Break the mind barrier and you will see the magic: Neeraj Chopra’s advice to other Indian athletes

Photo by G. Rajaraman

G Rajaraman: Congrats. You have given so much joy to the entire country that one can’t say it in words. I wasn’t feeling like one fine day I would speak to an Olympic and World Champion. So thank you very much. How are you feeling after becoming the Olympic and World Champion?

Neeraj: I am feeling very happy. When I started playing, boys used to talk between themselves, ‘this foreign athlete is very strong, so perhaps competing with him is very tough’. So after winning all the titles in the world of athletics, I can say with full confidence that was just a mind barrier. Even with many athletes, the barrier is still there. I would say just break that barrier and you will see a different kind of magic. Already it feels as if during this season, athletes are doing very well. There were certain athletes who were in very good rhythm but couldn’t do well (at World Championships). But I believe with many Indian athletes, there is potential to perform at a world class level. You can see with the 4 X 400m relay, no one would have believed that they would suddenly perform in that way. 

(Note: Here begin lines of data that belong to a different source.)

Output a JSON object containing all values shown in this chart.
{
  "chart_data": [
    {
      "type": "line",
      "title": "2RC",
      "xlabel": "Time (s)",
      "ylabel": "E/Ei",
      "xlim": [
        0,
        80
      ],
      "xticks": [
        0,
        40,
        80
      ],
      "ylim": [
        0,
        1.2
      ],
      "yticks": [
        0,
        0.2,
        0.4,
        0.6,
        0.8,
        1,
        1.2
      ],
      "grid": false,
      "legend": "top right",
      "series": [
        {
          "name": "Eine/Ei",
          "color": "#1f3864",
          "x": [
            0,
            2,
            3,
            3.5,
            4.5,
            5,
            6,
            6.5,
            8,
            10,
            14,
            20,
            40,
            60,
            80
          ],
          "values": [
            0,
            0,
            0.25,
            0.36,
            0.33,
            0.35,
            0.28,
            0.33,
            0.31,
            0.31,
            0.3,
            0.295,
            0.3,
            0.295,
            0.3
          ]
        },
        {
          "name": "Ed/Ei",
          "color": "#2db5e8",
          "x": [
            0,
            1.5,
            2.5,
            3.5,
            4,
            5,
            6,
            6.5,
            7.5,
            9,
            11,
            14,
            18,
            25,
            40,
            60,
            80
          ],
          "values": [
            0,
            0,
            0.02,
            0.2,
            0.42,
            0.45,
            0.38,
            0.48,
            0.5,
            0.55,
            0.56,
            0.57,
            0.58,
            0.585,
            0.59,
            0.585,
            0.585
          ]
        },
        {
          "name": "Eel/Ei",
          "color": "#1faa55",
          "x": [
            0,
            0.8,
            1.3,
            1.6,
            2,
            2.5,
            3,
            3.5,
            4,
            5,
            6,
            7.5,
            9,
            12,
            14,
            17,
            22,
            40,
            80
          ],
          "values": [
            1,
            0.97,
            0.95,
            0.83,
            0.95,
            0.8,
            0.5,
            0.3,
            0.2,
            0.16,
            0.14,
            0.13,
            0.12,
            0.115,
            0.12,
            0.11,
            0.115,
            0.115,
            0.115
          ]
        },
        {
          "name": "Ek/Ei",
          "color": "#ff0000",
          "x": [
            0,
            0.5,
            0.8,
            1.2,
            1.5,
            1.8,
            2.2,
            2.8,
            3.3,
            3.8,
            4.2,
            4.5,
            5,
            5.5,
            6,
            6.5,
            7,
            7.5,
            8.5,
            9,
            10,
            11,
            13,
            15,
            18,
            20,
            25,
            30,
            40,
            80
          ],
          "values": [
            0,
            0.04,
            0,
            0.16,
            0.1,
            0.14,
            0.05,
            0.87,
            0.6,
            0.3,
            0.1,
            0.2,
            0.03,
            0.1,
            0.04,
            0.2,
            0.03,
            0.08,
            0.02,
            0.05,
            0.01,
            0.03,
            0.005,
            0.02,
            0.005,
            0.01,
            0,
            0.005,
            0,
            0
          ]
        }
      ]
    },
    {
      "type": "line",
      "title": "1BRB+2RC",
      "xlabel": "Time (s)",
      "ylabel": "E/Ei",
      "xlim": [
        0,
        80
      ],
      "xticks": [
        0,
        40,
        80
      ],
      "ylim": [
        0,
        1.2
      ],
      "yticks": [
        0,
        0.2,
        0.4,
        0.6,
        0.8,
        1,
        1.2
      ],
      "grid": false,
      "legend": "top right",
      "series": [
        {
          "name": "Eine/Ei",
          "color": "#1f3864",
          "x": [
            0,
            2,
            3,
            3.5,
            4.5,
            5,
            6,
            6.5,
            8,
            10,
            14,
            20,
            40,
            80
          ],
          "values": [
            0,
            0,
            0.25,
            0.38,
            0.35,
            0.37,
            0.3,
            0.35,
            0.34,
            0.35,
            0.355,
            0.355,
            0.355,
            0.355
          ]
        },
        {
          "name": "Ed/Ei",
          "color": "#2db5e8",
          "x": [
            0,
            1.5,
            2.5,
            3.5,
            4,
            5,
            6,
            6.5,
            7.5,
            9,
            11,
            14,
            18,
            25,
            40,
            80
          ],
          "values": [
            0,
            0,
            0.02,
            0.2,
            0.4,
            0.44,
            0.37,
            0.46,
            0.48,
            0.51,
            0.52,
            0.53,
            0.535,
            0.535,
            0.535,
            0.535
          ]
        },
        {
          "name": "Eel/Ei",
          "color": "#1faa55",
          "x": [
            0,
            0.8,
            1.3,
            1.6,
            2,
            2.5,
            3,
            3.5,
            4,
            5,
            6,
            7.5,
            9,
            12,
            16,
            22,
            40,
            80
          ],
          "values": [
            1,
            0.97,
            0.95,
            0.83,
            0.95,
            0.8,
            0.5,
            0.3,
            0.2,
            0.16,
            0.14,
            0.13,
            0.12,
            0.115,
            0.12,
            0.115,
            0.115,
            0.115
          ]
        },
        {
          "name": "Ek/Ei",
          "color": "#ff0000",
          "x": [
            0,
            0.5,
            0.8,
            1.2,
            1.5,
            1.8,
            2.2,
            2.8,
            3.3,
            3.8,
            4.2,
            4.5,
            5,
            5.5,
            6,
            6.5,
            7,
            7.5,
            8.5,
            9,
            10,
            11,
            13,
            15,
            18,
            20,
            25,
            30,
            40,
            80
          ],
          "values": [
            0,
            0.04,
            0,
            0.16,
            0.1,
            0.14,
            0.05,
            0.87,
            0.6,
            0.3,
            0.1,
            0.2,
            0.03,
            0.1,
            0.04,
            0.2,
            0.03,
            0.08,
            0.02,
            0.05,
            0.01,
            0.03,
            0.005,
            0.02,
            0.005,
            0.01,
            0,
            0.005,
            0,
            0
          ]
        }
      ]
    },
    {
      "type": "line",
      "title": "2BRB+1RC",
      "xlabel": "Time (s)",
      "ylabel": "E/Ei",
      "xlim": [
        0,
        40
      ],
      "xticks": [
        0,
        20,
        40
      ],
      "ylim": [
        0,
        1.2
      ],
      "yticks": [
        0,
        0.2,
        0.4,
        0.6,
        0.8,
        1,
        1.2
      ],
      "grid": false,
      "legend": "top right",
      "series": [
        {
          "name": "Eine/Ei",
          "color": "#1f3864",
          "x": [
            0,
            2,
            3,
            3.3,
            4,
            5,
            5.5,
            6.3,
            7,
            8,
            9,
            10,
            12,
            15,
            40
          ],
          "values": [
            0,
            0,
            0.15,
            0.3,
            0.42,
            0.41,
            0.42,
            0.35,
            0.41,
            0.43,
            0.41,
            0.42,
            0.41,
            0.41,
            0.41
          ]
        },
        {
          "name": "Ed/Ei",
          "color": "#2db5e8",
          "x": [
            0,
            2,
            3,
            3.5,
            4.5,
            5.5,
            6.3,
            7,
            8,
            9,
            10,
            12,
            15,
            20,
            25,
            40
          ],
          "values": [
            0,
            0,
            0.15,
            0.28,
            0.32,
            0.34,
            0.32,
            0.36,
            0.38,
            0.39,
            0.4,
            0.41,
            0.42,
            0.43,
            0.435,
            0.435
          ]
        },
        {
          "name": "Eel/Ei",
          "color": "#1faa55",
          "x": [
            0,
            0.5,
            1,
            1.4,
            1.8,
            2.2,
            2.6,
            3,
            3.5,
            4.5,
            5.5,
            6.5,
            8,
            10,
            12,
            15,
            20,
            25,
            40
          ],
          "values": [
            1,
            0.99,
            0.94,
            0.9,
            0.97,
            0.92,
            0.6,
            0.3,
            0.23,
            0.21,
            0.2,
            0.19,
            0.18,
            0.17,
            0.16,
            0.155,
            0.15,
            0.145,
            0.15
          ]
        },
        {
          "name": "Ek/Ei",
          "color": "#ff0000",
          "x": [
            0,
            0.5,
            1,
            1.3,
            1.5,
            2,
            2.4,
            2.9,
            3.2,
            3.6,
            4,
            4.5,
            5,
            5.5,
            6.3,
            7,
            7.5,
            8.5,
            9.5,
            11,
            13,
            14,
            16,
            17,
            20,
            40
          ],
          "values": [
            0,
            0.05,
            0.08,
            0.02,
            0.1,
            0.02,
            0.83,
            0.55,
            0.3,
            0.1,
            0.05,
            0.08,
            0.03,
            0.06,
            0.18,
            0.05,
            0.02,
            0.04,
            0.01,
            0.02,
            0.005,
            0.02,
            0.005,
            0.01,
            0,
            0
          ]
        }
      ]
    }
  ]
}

G Rajaraman: When we see Neeraj, we see a champion. When you see yourself in the mirror, what do you see? 

Neeraj: I don’t talk much to myself but when I see myself in the mirror, I feel good. Your own journey can be motivating. In the past, I used to see videos of other athletes and get inspired. When I see my own story, the kind of family I came from, I had no background in athletics or sport. So when I think about it, I feel good. I can’t tell the feeling but it feels unbelievable. It feels like a dream that I’m sitting in front of you and talking. I won’t say like others that I had seen a dream of winning Olympic Gold, I will say the truth that I had not seen any such dream. I didn’t even know much about the journey. But while sitting here, I just feel something very different. 

G Rajaraman: When you become such a big player, does that lead to added responsibility? 

Neeraj: Yes, there is a lot of responsibility. Rest of it is fine (laughs) but when people start this India-Pakistan thing, then it affects the mind, and you have to push yourself a lot. There is a lot of responsibility, I mean everyone was thinking, ‘this time Neeraj would do’. Responsibility, pressure, everything you have to handle and perform and that gets a bit difficult. But I have got used to it a bit now that perhaps I can do it.

G Rajaraman: After becoming an Olympic Champion, the pressure would have naturally increased. We think that wherever Neeraj goes, he will come out with the best throw, he will bring the Gold  or trophy. Olympic or World Championship Gold, which one was the tougher of the two?

Neeraj: I would say this one. Yes, both were tough competitions in their own right, but there (Olympics) the first throw had come out well, second throw: 87.58m. If your first throw comes out well, you feel a bit relaxed. And there, I was feeling like Vetter would win the Gold, but his throw didn’t come out well. Afterwards I felt like I would throw well and probably I would do something. 

There, I didn’t have much pressure, I was a Commonwealth and Asian Games Gold Medallist. But here, so many people were following. I was playing as an Olympic Champion, that thing would be there inside your mind, that I have to win here as well. Here, throws were better than (what) we saw in the Olympics, and everyone was pushing each other. More importantly, at the Olympics I was fit. Here, I was a bit unfit and you get a bit of doubt as to whether you would get a bit of pain, so that was restricting the mind a bit.

 

G Rajaraman: When do you get that confidence to tell the federation that I’m not 100 per cent fit and I can’t play. Most of the time our athletes are afraid to speak…

Neeraj: I don’t think they are afraid to speak, but for some athletes it feels like this is an opportunity in life, we have to play. But I feel the most important thing is to remain fit, sometimes we have to take the hard decision to not play. Previously, I had not gone to the Commonwealth, this time around, three competitions I didn’t go to. Although I was feeling like I could throw really well, in training also this time I had done my best throw. Still, you have to make a tough decision. I took the decision for the World Championship that I have to play here and prove it here. I feel that if an athlete feels I can’t do it, then should say, ‘sorry I can’t play, I have to get myself fit, and then I have to play in the next competition’.